2. Since we reverse, we need not consider the State's remaining contention that Barrow is ineligible for conditional discharge because he was previously convicted of driving under the influence of drugs (OCGA § 40–6–391(a)(2)).5

Judgment reversed and remanded.

FOOTNOTES

1.  The State nolle prossed one count of methamphetamine trafficking (OCGA § 16–13–31(f)(1)) and one count of manufacturing methamphetamine in the presence of a child (OCGA § 16–5–73).

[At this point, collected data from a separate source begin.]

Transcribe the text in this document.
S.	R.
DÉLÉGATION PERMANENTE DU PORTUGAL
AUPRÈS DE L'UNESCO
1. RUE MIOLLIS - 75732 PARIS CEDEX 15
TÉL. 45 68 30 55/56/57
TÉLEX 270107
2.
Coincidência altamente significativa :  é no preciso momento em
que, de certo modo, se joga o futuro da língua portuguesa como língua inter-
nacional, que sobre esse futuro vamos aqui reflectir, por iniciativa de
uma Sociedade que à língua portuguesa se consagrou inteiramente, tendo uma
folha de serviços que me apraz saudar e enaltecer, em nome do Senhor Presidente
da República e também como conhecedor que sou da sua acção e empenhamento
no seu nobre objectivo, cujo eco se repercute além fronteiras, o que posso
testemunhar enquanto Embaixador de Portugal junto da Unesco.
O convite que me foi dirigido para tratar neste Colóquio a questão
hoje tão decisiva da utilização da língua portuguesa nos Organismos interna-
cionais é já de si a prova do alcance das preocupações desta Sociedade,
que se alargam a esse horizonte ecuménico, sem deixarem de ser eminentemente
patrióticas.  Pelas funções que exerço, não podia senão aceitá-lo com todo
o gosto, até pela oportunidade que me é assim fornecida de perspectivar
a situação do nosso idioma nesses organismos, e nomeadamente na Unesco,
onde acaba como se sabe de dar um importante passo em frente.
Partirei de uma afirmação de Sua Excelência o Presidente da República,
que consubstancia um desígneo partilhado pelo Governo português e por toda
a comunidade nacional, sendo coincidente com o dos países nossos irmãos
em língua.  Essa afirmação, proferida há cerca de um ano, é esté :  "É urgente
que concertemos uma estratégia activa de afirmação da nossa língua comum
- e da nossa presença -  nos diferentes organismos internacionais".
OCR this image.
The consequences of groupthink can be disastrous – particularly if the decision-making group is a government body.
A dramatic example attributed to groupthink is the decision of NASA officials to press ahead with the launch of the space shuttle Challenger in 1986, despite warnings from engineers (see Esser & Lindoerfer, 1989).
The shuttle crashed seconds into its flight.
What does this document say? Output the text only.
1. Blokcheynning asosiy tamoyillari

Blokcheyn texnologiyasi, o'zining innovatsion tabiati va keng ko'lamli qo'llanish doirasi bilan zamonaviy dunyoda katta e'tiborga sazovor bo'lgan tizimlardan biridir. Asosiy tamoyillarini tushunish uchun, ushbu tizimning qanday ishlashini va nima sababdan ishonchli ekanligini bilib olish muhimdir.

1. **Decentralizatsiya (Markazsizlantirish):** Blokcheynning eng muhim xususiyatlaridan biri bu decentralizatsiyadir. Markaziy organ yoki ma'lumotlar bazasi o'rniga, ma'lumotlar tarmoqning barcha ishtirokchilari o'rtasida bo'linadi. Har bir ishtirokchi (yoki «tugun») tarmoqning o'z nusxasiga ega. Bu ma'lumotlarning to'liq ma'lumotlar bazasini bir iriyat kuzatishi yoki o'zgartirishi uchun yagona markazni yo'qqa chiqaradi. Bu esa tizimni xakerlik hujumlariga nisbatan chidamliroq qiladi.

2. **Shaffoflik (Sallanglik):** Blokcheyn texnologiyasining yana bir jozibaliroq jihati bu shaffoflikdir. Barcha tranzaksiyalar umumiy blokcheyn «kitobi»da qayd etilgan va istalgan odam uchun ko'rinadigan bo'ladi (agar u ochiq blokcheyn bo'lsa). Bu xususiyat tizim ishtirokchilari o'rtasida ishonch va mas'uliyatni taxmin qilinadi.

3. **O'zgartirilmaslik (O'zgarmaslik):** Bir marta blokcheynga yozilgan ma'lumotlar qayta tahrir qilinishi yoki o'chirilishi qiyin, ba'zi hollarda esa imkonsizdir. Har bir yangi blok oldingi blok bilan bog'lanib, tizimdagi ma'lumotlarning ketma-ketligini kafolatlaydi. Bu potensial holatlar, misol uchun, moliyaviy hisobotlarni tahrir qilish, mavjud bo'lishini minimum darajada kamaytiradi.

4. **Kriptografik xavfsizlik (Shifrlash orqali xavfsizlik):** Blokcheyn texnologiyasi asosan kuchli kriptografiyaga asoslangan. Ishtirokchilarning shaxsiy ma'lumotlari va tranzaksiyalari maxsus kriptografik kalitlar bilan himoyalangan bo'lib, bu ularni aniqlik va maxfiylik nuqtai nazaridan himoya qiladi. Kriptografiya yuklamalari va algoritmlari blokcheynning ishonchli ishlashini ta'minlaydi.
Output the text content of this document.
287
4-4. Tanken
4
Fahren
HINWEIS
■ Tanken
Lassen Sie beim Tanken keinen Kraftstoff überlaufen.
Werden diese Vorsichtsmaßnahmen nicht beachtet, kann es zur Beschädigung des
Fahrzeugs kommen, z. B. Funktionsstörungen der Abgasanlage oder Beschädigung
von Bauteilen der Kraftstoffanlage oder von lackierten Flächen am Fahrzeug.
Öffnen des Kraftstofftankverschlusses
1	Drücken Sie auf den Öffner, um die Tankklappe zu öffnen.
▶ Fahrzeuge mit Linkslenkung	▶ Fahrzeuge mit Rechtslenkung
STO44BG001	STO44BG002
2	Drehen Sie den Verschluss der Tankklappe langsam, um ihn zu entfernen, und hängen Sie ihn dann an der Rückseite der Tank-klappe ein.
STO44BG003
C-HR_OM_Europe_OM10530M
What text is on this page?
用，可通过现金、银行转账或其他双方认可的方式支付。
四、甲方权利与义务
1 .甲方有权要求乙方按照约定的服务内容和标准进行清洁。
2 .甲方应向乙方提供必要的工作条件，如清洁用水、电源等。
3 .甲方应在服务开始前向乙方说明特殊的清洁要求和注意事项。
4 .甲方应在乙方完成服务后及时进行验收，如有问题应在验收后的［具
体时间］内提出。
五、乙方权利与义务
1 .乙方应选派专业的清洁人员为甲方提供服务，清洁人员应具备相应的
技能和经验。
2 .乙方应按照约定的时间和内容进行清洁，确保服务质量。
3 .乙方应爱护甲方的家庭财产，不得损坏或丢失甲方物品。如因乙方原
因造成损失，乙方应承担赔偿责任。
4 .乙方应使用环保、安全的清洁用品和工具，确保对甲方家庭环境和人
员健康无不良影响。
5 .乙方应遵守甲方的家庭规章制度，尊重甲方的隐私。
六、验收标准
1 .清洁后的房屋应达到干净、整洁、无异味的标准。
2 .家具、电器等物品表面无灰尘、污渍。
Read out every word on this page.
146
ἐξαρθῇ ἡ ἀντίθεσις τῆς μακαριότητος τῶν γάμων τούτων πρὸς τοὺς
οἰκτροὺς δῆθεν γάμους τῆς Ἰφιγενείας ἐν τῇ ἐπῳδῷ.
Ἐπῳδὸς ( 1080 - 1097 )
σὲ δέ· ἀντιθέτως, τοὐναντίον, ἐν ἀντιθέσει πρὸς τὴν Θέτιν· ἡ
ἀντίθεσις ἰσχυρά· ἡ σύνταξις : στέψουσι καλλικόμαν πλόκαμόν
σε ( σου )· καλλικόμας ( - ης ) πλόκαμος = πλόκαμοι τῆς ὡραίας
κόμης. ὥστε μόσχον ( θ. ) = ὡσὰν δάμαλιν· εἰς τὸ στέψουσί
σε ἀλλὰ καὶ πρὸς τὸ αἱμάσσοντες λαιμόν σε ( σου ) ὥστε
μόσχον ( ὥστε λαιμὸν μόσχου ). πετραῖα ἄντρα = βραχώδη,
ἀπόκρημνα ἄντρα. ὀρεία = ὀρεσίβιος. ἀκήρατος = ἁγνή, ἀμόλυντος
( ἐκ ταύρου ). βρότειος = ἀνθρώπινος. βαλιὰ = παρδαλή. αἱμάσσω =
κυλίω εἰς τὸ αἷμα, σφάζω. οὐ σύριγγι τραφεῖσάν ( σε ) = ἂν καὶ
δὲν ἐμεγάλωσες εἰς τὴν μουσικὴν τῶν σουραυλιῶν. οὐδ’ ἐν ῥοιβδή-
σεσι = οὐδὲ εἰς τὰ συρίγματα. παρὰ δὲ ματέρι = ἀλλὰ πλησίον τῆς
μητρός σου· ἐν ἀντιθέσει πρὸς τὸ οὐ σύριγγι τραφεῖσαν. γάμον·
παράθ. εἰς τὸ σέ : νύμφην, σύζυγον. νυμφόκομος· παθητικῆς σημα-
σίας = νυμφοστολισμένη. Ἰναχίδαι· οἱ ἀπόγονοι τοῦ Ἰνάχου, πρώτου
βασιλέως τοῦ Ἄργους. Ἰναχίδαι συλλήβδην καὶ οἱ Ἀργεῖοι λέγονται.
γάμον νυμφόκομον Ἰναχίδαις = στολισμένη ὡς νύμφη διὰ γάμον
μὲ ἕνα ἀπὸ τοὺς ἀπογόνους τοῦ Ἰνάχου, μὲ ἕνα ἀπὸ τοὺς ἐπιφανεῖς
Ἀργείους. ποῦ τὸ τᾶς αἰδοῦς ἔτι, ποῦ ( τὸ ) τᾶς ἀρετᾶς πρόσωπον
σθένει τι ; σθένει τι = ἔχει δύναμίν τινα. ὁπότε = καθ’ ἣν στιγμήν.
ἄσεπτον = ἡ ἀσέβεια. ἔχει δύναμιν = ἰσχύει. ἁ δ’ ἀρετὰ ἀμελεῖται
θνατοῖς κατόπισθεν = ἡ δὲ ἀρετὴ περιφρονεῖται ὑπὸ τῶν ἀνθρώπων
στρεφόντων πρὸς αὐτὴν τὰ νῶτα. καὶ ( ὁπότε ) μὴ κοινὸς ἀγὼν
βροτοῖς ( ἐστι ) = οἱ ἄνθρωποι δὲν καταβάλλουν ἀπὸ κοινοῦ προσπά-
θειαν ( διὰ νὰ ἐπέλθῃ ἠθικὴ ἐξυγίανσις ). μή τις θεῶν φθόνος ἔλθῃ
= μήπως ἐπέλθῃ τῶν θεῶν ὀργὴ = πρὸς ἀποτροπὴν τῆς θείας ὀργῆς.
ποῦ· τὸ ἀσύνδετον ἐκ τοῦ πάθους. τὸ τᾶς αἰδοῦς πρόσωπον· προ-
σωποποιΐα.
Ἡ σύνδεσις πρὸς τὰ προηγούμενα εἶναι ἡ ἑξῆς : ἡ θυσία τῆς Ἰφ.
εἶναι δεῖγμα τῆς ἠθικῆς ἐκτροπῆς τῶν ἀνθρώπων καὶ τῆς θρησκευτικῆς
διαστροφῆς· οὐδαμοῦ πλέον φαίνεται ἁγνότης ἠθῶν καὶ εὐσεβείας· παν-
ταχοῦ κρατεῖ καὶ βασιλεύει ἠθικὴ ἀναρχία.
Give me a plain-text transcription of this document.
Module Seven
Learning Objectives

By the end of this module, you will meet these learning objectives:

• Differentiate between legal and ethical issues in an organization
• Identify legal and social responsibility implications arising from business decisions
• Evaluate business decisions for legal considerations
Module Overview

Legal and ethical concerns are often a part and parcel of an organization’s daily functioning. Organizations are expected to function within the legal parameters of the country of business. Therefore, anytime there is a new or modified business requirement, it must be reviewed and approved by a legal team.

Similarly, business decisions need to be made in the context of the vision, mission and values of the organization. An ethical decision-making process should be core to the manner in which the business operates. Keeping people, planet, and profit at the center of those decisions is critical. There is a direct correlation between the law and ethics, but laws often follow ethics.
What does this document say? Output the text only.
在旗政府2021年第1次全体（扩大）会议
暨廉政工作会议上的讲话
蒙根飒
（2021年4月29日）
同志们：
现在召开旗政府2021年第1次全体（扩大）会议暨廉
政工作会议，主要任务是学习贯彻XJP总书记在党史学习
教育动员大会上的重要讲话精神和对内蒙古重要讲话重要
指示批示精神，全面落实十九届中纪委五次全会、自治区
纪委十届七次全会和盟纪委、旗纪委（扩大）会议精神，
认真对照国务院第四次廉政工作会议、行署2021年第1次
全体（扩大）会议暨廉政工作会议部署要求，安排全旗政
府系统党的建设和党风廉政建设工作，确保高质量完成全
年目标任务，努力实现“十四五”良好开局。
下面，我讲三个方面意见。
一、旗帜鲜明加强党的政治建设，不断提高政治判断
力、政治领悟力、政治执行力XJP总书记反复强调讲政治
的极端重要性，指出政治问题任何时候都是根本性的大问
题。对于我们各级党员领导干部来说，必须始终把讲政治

2.  The State may appeal the imposition of a void sentence or the denial of its motion to amend a void sentence. See State v. Jones, 265 Ga.App. 493, 493–494(1) (594 S.E.2d 706) (2004); OCGA § 5–7–1(a)(6). “A sentence is void if the court imposes punishment that the law does not allow.” Crumbley v. State, 261 Ga. 610, 611(1) (409 S.E.2d 517) (1991).

3.  Although the State relies on Andrews v. State, 271 Ga.App. 162, 163–165 (609 S.E.2d 119) (2004) to support its position, in that case the Court held that sentencing under the First Offender Act or the conditional discharge statute was specifically prohibited under the former cocaine trafficking statute (OCGA § 16–13–31(g)(1) (2004)), which is not at issue here.

4.  Indeed, at the hearing on the State's motion to vacate Barrow's sentence, Barrow conceded that conditional discharge is only available for possession and not for manufacturing.

5.  Moreover, the State did not properly present this argument for ineligibility to the trial court, but rather raised it for the first time in its Notice of Appeal. We are a court for the correction of errors, and we do not consider issues which were not raised below and ruled on by the trial court. See Ward v. State, 299 Ga.App. 826, 827 (683 S.E.2d 894) (2009).

MILLER, Judge.

ANDREWS, P. J., and BRANCH, J., concur.